Colour scheme: Jungle green dapple, over natural metal finish, upper surface. Under surface natural metal, black anti-dazzle panel over the top of cowling back to cockpit windscreen. Leading edge of wing yellow. Airscrew spinner red or jungle green, squadron number in white on rudder. Red outlined in white, flash across fin rudder. Red band outlined in white around fuselage rear."


It is apparent that Mr Knight also prepared the drawings for the kit instructions as the original layout for these is also revealed. They show an appreciation for the shape and details of the Ki-43-I which were sadly not reflected in the kit parts. Note the fine spinner and cowling shapes, the canopy and the head rest/rollover pylon attached to the seat and the slender rear fuselage. The only obvious details missing are the annular oil cooling matrix in front of the engine and the tubular optical gun-sight emerging from the windscreen. If Mr Knight's drawings had been faithfully followed by the mould makers we might have had a very neat kit of the early Hayabusa in the mid-1960s. The most glaring shape issues of the kit were an over scale and incorrectly shaped spinner, an over scale canopy, a rear fuselage that was too fat and deep and undercarriage legs that were too short.
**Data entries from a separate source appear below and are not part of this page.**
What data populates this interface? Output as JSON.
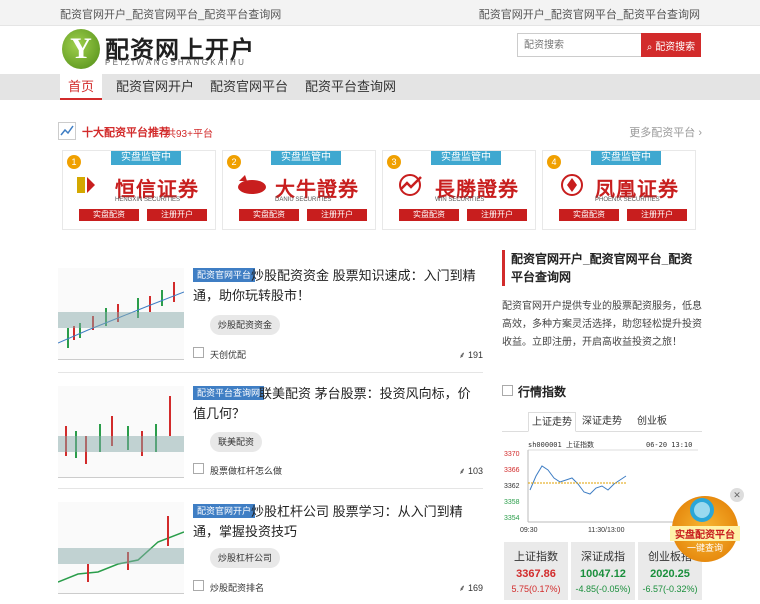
{
  "topbar": {
    "left": "配资官网开户_配资官网平台_配资平台查询网",
    "right": "配资官网开户_配资官网平台_配资平台查询网"
  },
  "header": {
    "logo_letter": "Y",
    "title": "配资网上开户",
    "subtitle": "PEIZIWANGSHANGKAIHU",
    "search_placeholder": "配资搜索",
    "search_button": "配资搜索"
  },
  "nav": [
    {
      "label": "首页"
    },
    {
      "label": "配资官网开户"
    },
    {
      "label": "配资官网平台"
    },
    {
      "label": "配资平台查询网"
    }
  ],
  "recommend": {
    "title": "十大配资平台推荐",
    "count": "共93+平台",
    "more": "更多配资平台"
  },
  "brokers": [
    {
      "rank": "1",
      "tag": "实盘监管中",
      "name": "恒信证券",
      "en": "HENGXIN SECURITIES",
      "btn1": "实盘配资",
      "btn2": "注册开户"
    },
    {
      "rank": "2",
      "tag": "实盘监管中",
      "name": "大牛證券",
      "en": "DANIU SECURITIES",
      "btn1": "实盘配资",
      "btn2": "注册开户"
    },
    {
      "rank": "3",
      "tag": "实盘监管中",
      "name": "長勝證券",
      "en": "WIN SECURITIES",
      "btn1": "实盘配资",
      "btn2": "注册开户"
    },
    {
      "rank": "4",
      "tag": "实盘监管中",
      "name": "凤凰证券",
      "en": "PHOENIX SECURITIES",
      "btn1": "实盘配资",
      "btn2": "注册开户"
    }
  ],
  "articles": [
    {
      "category": "配资官网平台",
      "title": "炒股配资资金 股票知识速成：入门到精通，助你玩转股市！",
      "tag": "炒股配资资金",
      "sub": "天创优配",
      "views": "191"
    },
    {
      "category": "配资平台查询网",
      "title": "联美配资 茅台股票：投资风向标，价值几何？",
      "tag": "联美配资",
      "sub": "股票做杠杆怎么做",
      "views": "103"
    },
    {
      "category": "配资官网开户",
      "title": "炒股杠杆公司 股票学习：从入门到精通，掌握投资技巧",
      "tag": "炒股杠杆公司",
      "sub": "炒股配资排名",
      "views": "169"
    }
  ],
  "side": {
    "title": "配资官网开户_配资官网平台_配资平台查询网",
    "desc": "配资官网开户提供专业的股票配资服务，低息高效，多种方案灵活选择，助您轻松提升投资收益。立即注册，开启高收益投资之旅！"
  },
  "market": {
    "title": "行情指数",
    "tabs": [
      {
        "label": "上证走势"
      },
      {
        "label": "深证走势"
      },
      {
        "label": "创业板"
      }
    ],
    "chart": {
      "code": "sh000001",
      "name": "上证指数",
      "time": "06-20 13:10",
      "y_ticks": [
        "3370",
        "3366",
        "3362",
        "3358",
        "3354"
      ],
      "x_ticks": [
        "09:30",
        "11:30/13:00"
      ]
    },
    "indices": [
      {
        "name": "上证指数",
        "value": "3367.86",
        "change": "5.75(0.17%)",
        "color": "#d22b2b"
      },
      {
        "name": "深证成指",
        "value": "10047.12",
        "change": "-4.85(-0.05%)",
        "color": "#1a8f3c"
      },
      {
        "name": "创业板指",
        "value": "2020.25",
        "change": "-6.57(-0.32%)",
        "color": "#1a8f3c"
      }
    ]
  },
  "float": {
    "close": "✕",
    "line1": "实盘配资平台",
    "line2": "一键查询"
  }
}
All these combined to prevent the finished model from presenting a good impression of the original aircraft but were correctable with work. Unfortunately the world still awaits a good Ki-43-I in 1/72nd scale.


There were two versions of this box art on the issued kits. The first, on the small black-sided ""picture frame" box with name plate as seen in the heading illustration depicted the aircraft with a three bladed propeller like the Ki-43-II, as drawn and titled correctly in the draft. But this box had the title 'Ki-43-I Oscar'. The second version used on a later issue box was corrected to show the two-bladed propeller of the Ki-43-I, which was the type actually depicted in the kit, but the titling on that box was simply 'Nakajima Ki-43 Hayabusa'! I suspect that this might be the reason that the propeller in the box was so poor because during the production of the kit there was some confusion about variants and a last minute alteration.